Nous recevons aujourd'hui le président, M. Thierry Roquefeuil, et le directeur, M. Gilles Psalmon, de la Fédération nationale des producteurs de lait. La FNPL, créée en 1946, est le premier syndicat laitier français. Elle regroupe 62 000 exploitations laitières et s'appuie sur un réseau de fédérations laitières départementales et régionales.
La FNPL constitue une association spécialisée de la FNSEA. Dans le cadre national aussi bien qu'européen, ses propositions portent notamment sur la défense d'un prix du lait rémunérateur, d'une politique laitière européenne et d'un savoir-faire « origine France », fondé sur la qualité du lait.
Messieurs, cette audition est ouverte à la presse et retransmise sur le portail vidéo de l'Assemblée nationale. Comme il s'agit d'une commission d'enquête, conformément aux dispositions de l'article 6 de l'ordonnance du 17 novembre 1958, je demanderai à chacun d'entre vous de prêter serment, de dire la vérité, toute la vérité, rien que la vérité.
MM. Thierry Roquefeuil et Gilles Psalmon prêtent successivement serment.
Messieurs, nous voudrions savoir si les producteurs ont pu souffrir d'un déficit de confiance des consommateurs et si votre organisation a ressenti les répercussions de cette affaire à l'étranger.
Nous souhaiterions connaître les termes de l'accord conclu en janvier entre les producteurs de lait et Lactalis sur la collecte et les prix. Quels sont vos rapports actuels avec l'entreprise ? Ont-ils évolué ces derniers temps ?
Quelles sont vos marges de négociation avec les entreprises transformant le lait ? Pouvez-vous changer facilement de client et fournir d'autres entreprises ?
Monsieur le président, monsieur le directeur, je vous remercie d'être venus répondre aux questions de la commission d'enquête. J'aimerais savoir quels sont les types de contrôles effectués sur les lieux de production du lait. À quelle fréquence sont-ils réalisés ? Que se passe-t-il lorsque les résultats ne sont pas conformes à ce qu'ils devraient être ?
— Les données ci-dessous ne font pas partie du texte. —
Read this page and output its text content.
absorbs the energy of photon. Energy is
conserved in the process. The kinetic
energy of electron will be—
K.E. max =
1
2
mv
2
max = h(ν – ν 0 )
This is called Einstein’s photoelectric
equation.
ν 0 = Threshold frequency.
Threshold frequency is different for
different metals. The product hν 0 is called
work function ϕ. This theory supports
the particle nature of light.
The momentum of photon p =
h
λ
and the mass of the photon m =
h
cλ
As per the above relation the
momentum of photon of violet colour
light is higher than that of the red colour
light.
Je voudrais savoir comment le lait est transporté de la ferme à l'entreprise : quels sont les règles, les contrôles ? Les modalités pratiques varient-elles selon les industries laitières ? Pouvez-vous décrire précisément les rapports que vous entretenez avec Lactalis et nous dire s'ils sont semblables à ceux que vous avez avec d'autres grands groupes laitiers ? Enfin, que faut-il faire selon vous pour que ce type de contamination ne se reproduise plus ?
Lorsque l'affaire Lactalis a éclaté, j'ai clairement dit qu'il s'agissait d'un accident industriel. En tant que président de la FNPL, je n'ai pas saisi cette occasion pour mettre en avant les questions syndicales et les revendications de notre organisation. Je considérais qu'il fallait tirer tous les enseignements de cet accident, faire confiance à l'enquête pour que lumière soit faite sur les problèmes rencontrés par l'entreprise, et avancer, tant la filière est soucieuse de la bonne tenue des produits laitiers proposés aux consommateurs.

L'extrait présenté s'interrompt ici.